Cztery dni po ligowym meczu w Płocku, tym razem to Petra przyjechała do Tychów na mecz pucharowy. Piłkarze biorą solidny rewanż za ligową porażkę i każdy w Tychach oczekiwał losowania Pucharu Polski. Ślepy los okazał się wyjątkowo ciekawy, bo do Tychów miała przyjechać warszawska Legia.

Ale zanim topowy mecz to przyszło nam jeszcze zagrać w Tychach ze Zniczem i Podbeskidziem. Dwie pewne ligowe wygrane przy akompaniamencie głośnych trybun pokazały, iż GRAMY W 12!

2 listopada to wyczekiwane starcie pucharowe. Wypełnione po brzegi trybuny, pełna klatka gości. Na takie mecze się czeka!!! I tak samo było tym razem. Ultrasi prezentują oprawę z oldschoolowym hasłem, które chyba zna każdy mieszkaniec naszego miasta, do tego spora ilość różnorakich świecidełek i flag na kijach. Mimo niesprzyjającego wyniku doping tego dnia bardzo dobry, a do tego często przyłącza się reszta trybun. W centralnym miejscu naszego sektora wisi flaga „Mam tak samo jak Ty, w moim sercu Tychy”, która szczególnie kłuła w oczy gości z Warszawy.
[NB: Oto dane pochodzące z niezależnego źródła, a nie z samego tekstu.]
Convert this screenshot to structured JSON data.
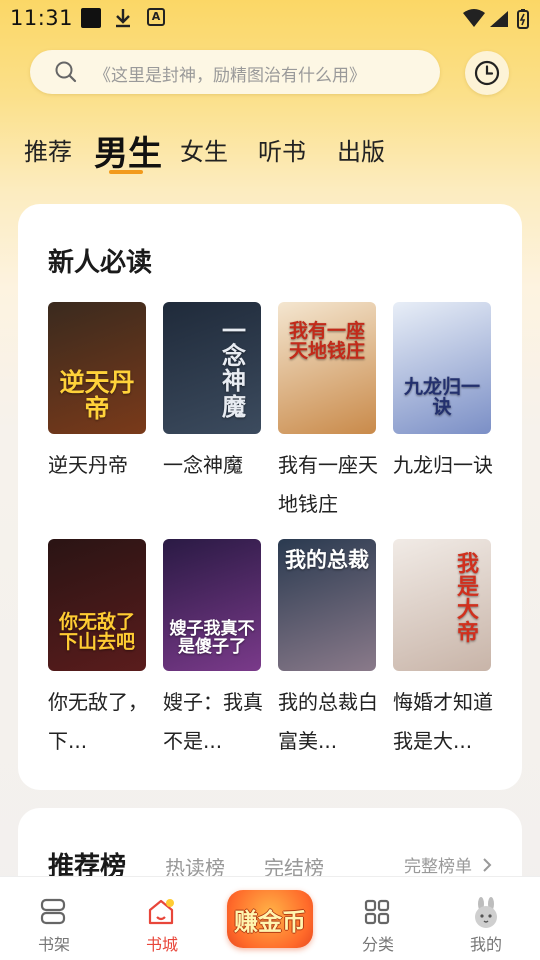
{
  "status_bar": {
    "time": "11:31"
  },
  "search": {
    "placeholder": "《这里是封神，励精图治有什么用》"
  },
  "tabs": [
    {
      "label": "推荐",
      "active": false
    },
    {
      "label": "男生",
      "active": true
    },
    {
      "label": "女生",
      "active": false
    },
    {
      "label": "听书",
      "active": false
    },
    {
      "label": "出版",
      "active": false
    }
  ],
  "section": {
    "title": "新人必读",
    "books": [
      {
        "title": "逆天丹帝",
        "cover_text": "逆天丹帝",
        "cover_colors": [
          "#3a2a1e",
          "#7a3a1a"
        ],
        "text_color": "#ffd23a"
      },
      {
        "title": "一念神魔",
        "cover_text": "一念神魔",
        "cover_colors": [
          "#1f2a3a",
          "#3c4b5e"
        ],
        "text_color": "#e8ecf2"
      },
      {
        "title": "我有一座天地钱庄",
        "cover_text": "我有一座天地钱庄",
        "cover_colors": [
          "#f4e6d0",
          "#c98a4a"
        ],
        "text_color": "#c22a1a"
      },
      {
        "title": "九龙归一诀",
        "cover_text": "九龙归一诀",
        "cover_colors": [
          "#e8eef7",
          "#7b8fc6"
        ],
        "text_color": "#23306e"
      },
      {
        "title": "你无敌了，下...",
        "cover_text": "你无敌了下山去吧",
        "cover_colors": [
          "#2a1414",
          "#5a1c1c"
        ],
        "text_color": "#ffcc33"
      },
      {
        "title": "嫂子：我真不是...",
        "cover_text": "嫂子我真不是傻子了",
        "cover_colors": [
          "#2a1a44",
          "#7a3a8a"
        ],
        "text_color": "#ffffff"
      },
      {
        "title": "我的总裁白富美...",
        "cover_text": "我的总裁",
        "cover_colors": [
          "#2a3a50",
          "#8a7a8a"
        ],
        "text_color": "#ffffff"
      },
      {
        "title": "悔婚才知道我是大...",
        "cover_text": "我是大帝",
        "cover_colors": [
          "#f1ebe6",
          "#c8b4a8"
        ],
        "text_color": "#d0301e"
      }
    ]
  },
  "ranking": {
    "title": "推荐榜",
    "tabs": [
      "热读榜",
      "完结榜"
    ],
    "more": "完整榜单"
  },
  "bottom_nav": [
    {
      "label": "书架",
      "icon": "bookshelf-icon",
      "active": false
    },
    {
      "label": "书城",
      "icon": "bookstore-icon",
      "active": true
    },
    {
      "label": "赚金币",
      "icon": "coin-icon",
      "active": false
    },
    {
      "label": "分类",
      "icon": "category-icon",
      "active": false
    },
    {
      "label": "我的",
      "icon": "profile-icon",
      "active": false
    }
  ],
  "colors": {
    "accent": "#f29a1c",
    "active_nav": "#e8463a"
  }
}
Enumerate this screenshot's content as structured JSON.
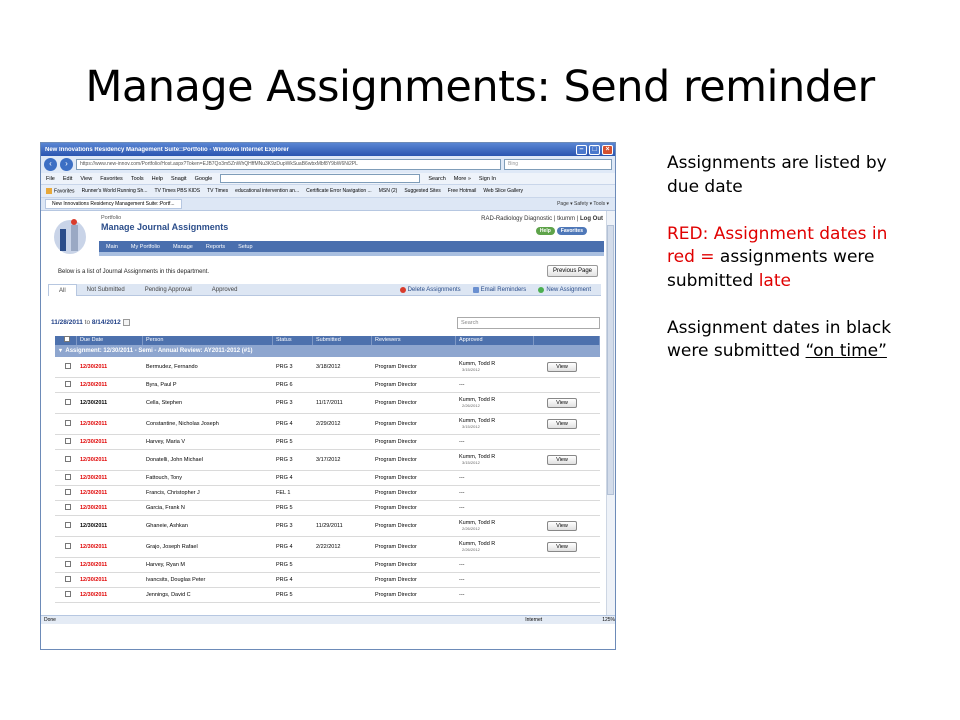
{
  "slide": {
    "title": "Manage Assignments:  Send reminder",
    "notes": {
      "p1": "Assignments are listed by due date",
      "p2_red": "RED:  Assignment dates in red =",
      "p2_black": " assignments were submitted ",
      "p2_late": "late",
      "p3": "Assignment dates in black were submitted ",
      "p3_underlined": "“on time”"
    }
  },
  "browser": {
    "window_title": "New Innovations Residency Management Suite::Portfolio - Windows Internet Explorer",
    "url": "https://www.new-innov.com/Portfolio/Host.aspx?Token=EJB7Qo3m5ZnWhQHffMNu3K9zDupWkSuaB6wbxMbf8Y9bW6Ni2PL",
    "search_placeholder": "Bing",
    "menu": [
      "File",
      "Edit",
      "View",
      "Favorites",
      "Tools",
      "Help"
    ],
    "toolbar_extras": [
      "Snagit",
      "Google",
      "Search",
      "More »",
      "Sign In"
    ],
    "favorites_label": "Favorites",
    "favorites": [
      "Runner's World Running Sh...",
      "TV Times PBS KIDS",
      "TV Times",
      "educational intervention an...",
      "Certificate Error Navigation ...",
      "MSN (2)",
      "Suggested Sites",
      "Free Hotmail",
      "Web Slice Gallery"
    ],
    "tab": "New Innovations Residency Management Suite::Portf...",
    "tab_tools": "Page ▾  Safety ▾  Tools ▾",
    "status_left": "Done",
    "status_zone": "Internet",
    "zoom": "125%"
  },
  "app": {
    "breadcrumb": "Portfolio",
    "page_title": "Manage Journal Assignments",
    "user_line_prefix": "RAD-Radiology Diagnostic | ",
    "user_name": "tkumm",
    "logout": "Log Out",
    "help": "Help",
    "favorites_btn": "Favorites",
    "nav": [
      "Main",
      "My Portfolio",
      "Manage",
      "Reports",
      "Setup"
    ],
    "intro": "Below is a list of Journal Assignments in this department.",
    "previous_page": "Previous Page",
    "filter_tabs": [
      "All",
      "Not Submitted",
      "Pending Approval",
      "Approved"
    ],
    "actions": {
      "delete": "Delete Assignments",
      "email": "Email Reminders",
      "new": "New Assignment"
    },
    "date_from": "11/28/2011",
    "date_to_label": "to",
    "date_to": "8/14/2012",
    "search_placeholder": "Search",
    "columns": [
      "",
      "Due Date",
      "Person",
      "Status",
      "Submitted",
      "Reviewers",
      "Approved"
    ],
    "group_label": "Assignment: 12/30/2011 - Semi - Annual Review: AY2011-2012 (#1)",
    "view_label": "View",
    "rows": [
      {
        "due": "12/30/2011",
        "late": true,
        "person": "Bermudez, Fernando",
        "status": "PRG 3",
        "submitted": "3/18/2012",
        "reviewer": "Program Director",
        "approved": "Kumm, Todd R",
        "approved_date": "3/15/2012",
        "view": true
      },
      {
        "due": "12/30/2011",
        "late": true,
        "person": "Byra, Paul P",
        "status": "PRG 6",
        "submitted": "",
        "reviewer": "Program Director",
        "approved": "---",
        "approved_date": "",
        "view": false
      },
      {
        "due": "12/30/2011",
        "late": false,
        "person": "Cella, Stephen",
        "status": "PRG 3",
        "submitted": "11/17/2011",
        "reviewer": "Program Director",
        "approved": "Kumm, Todd R",
        "approved_date": "2/26/2012",
        "view": true
      },
      {
        "due": "12/30/2011",
        "late": true,
        "person": "Constantine, Nicholas Joseph",
        "status": "PRG 4",
        "submitted": "2/29/2012",
        "reviewer": "Program Director",
        "approved": "Kumm, Todd R",
        "approved_date": "3/15/2012",
        "view": true
      },
      {
        "due": "12/30/2011",
        "late": true,
        "person": "Harvey, Maria V",
        "status": "PRG 5",
        "submitted": "",
        "reviewer": "Program Director",
        "approved": "---",
        "approved_date": "",
        "view": false
      },
      {
        "due": "12/30/2011",
        "late": true,
        "person": "Donatelli, John Michael",
        "status": "PRG 3",
        "submitted": "3/17/2012",
        "reviewer": "Program Director",
        "approved": "Kumm, Todd R",
        "approved_date": "3/15/2012",
        "view": true
      },
      {
        "due": "12/30/2011",
        "late": true,
        "person": "Fattouch, Tony",
        "status": "PRG 4",
        "submitted": "",
        "reviewer": "Program Director",
        "approved": "---",
        "approved_date": "",
        "view": false
      },
      {
        "due": "12/30/2011",
        "late": true,
        "person": "Francis, Christopher J",
        "status": "FEL 1",
        "submitted": "",
        "reviewer": "Program Director",
        "approved": "---",
        "approved_date": "",
        "view": false
      },
      {
        "due": "12/30/2011",
        "late": true,
        "person": "Garcia, Frank N",
        "status": "PRG 5",
        "submitted": "",
        "reviewer": "Program Director",
        "approved": "---",
        "approved_date": "",
        "view": false
      },
      {
        "due": "12/30/2011",
        "late": false,
        "person": "Ghaneie, Ashkan",
        "status": "PRG 3",
        "submitted": "11/29/2011",
        "reviewer": "Program Director",
        "approved": "Kumm, Todd R",
        "approved_date": "2/26/2012",
        "view": true
      },
      {
        "due": "12/30/2011",
        "late": true,
        "person": "Grajo, Joseph Rafael",
        "status": "PRG 4",
        "submitted": "2/22/2012",
        "reviewer": "Program Director",
        "approved": "Kumm, Todd R",
        "approved_date": "2/26/2012",
        "view": true
      },
      {
        "due": "12/30/2011",
        "late": true,
        "person": "Harvey, Ryan M",
        "status": "PRG 5",
        "submitted": "",
        "reviewer": "Program Director",
        "approved": "---",
        "approved_date": "",
        "view": false
      },
      {
        "due": "12/30/2011",
        "late": true,
        "person": "Ivancsits, Douglas Peter",
        "status": "PRG 4",
        "submitted": "",
        "reviewer": "Program Director",
        "approved": "---",
        "approved_date": "",
        "view": false
      },
      {
        "due": "12/30/2011",
        "late": true,
        "person": "Jennings, David C",
        "status": "PRG 5",
        "submitted": "",
        "reviewer": "Program Director",
        "approved": "---",
        "approved_date": "",
        "view": false
      }
    ]
  },
  "colors": {
    "late": "#e00000",
    "nav": "#4a6fae",
    "header": "#4d71ad",
    "group": "#8ea6cf"
  }
}
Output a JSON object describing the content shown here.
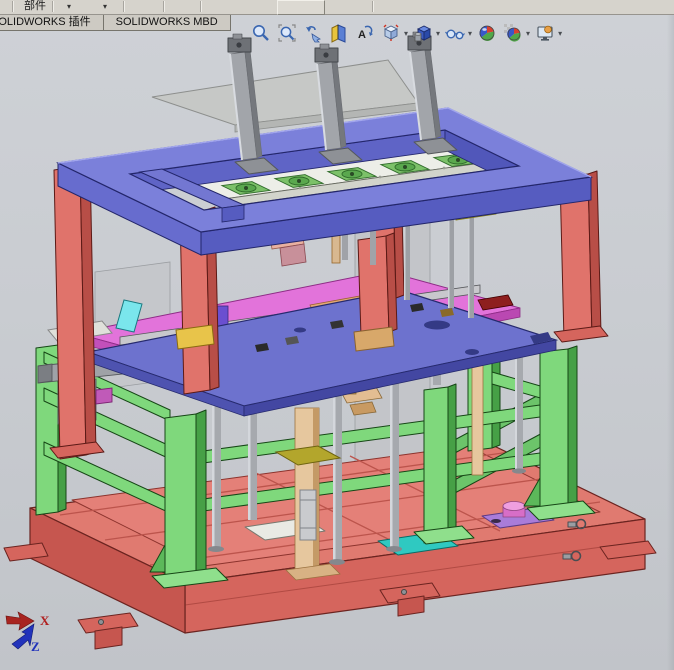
{
  "menu_bar": {
    "component_tab_label": "部件",
    "dropdown_arrow": "▾",
    "blank_button": ""
  },
  "command_tabs": [
    {
      "label": "SOLIDWORKS 插件"
    },
    {
      "label": "SOLIDWORKS MBD"
    }
  ],
  "headsup_toolbar": {
    "buttons": [
      {
        "name": "zoom-to-fit",
        "dropdown": false
      },
      {
        "name": "zoom-to-area",
        "dropdown": false
      },
      {
        "name": "previous-view",
        "dropdown": false
      },
      {
        "name": "section-view",
        "dropdown": false
      },
      {
        "name": "dynamic-annotation-views",
        "dropdown": false
      },
      {
        "name": "view-orientation",
        "dropdown": true
      },
      {
        "name": "display-style",
        "dropdown": true
      },
      {
        "name": "hide-show-items",
        "dropdown": true
      },
      {
        "name": "edit-appearance",
        "dropdown": false
      },
      {
        "name": "apply-scene",
        "dropdown": true
      },
      {
        "name": "view-settings",
        "dropdown": true
      }
    ]
  },
  "viewport": {
    "triad": {
      "x": "X",
      "z": "Z"
    },
    "colors": {
      "base_red": "#e07a70",
      "column_red": "#e0736b",
      "frame_green": "#7fd87c",
      "top_frame_purple": "#7b80da",
      "mid_plate_slate": "#6d72ce",
      "pink_plate": "#e273da",
      "top_plate_white": "#edeee8",
      "pad_green": "#7cc169",
      "accent_cyan": "#2fc9c1",
      "accent_yellow": "#ded23f",
      "rod_gray": "#a6a9ae",
      "rod_tan": "#e6c79e",
      "background_gray": "#c9ccd1"
    }
  }
}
Niestety kilka dni po pucharowym komplecie gramy z Lechią na stadionie, na którym już większość miejsc pozostała pusta. Ot wielu było jednorazowych oglądaczy futbolu. Ale nawet to nie przeszkadza nam w głośnym dopingu. Lechiści do Tychów nie dotarli z racji wyjazdowego zakazu, co pewnie obniżyło też rangę tego spotkania.

Ostatni mecz rundy jesiennej to spotkanie ze Słonikami z Niecieczy. Kibice z pola kukurydzy, którzy przyjechali tego dnia do Tychów mogli się przekonać, iż walczyć i dopingować należy do ostatniego gwizdka sędziego. Końcówka spotkania to istny rollercoaster i przy coraz lepszym dopingu tyskich fanatyków piłkarze wyszarpują komplet punktów po bramkach w 99 i 103 minucie. Euforia po ostatnim gwizdku była wprost nie do opisania. Dla takich chwil warto być przy Edukacji 7.

Podsumowując, za nami bardzo przyzwoita runda. Zaliczony komplet wyjazdów, bardzo dobry doping na każdym domowym meczu, bez względu na to, czy w młynie było 2 tysiące, czy 300 fanatyków, ale jeszcze wiele przed nami. Walczymy razem o to, by po wielu latach wrócić do elity, więc od każdego z nas zależy, jak bardzo pomożemy w tej walce. Zachęcajcie kolegów z osiedla, szkoły czy pracy do wspólnego dopingowania Trójkolorowych.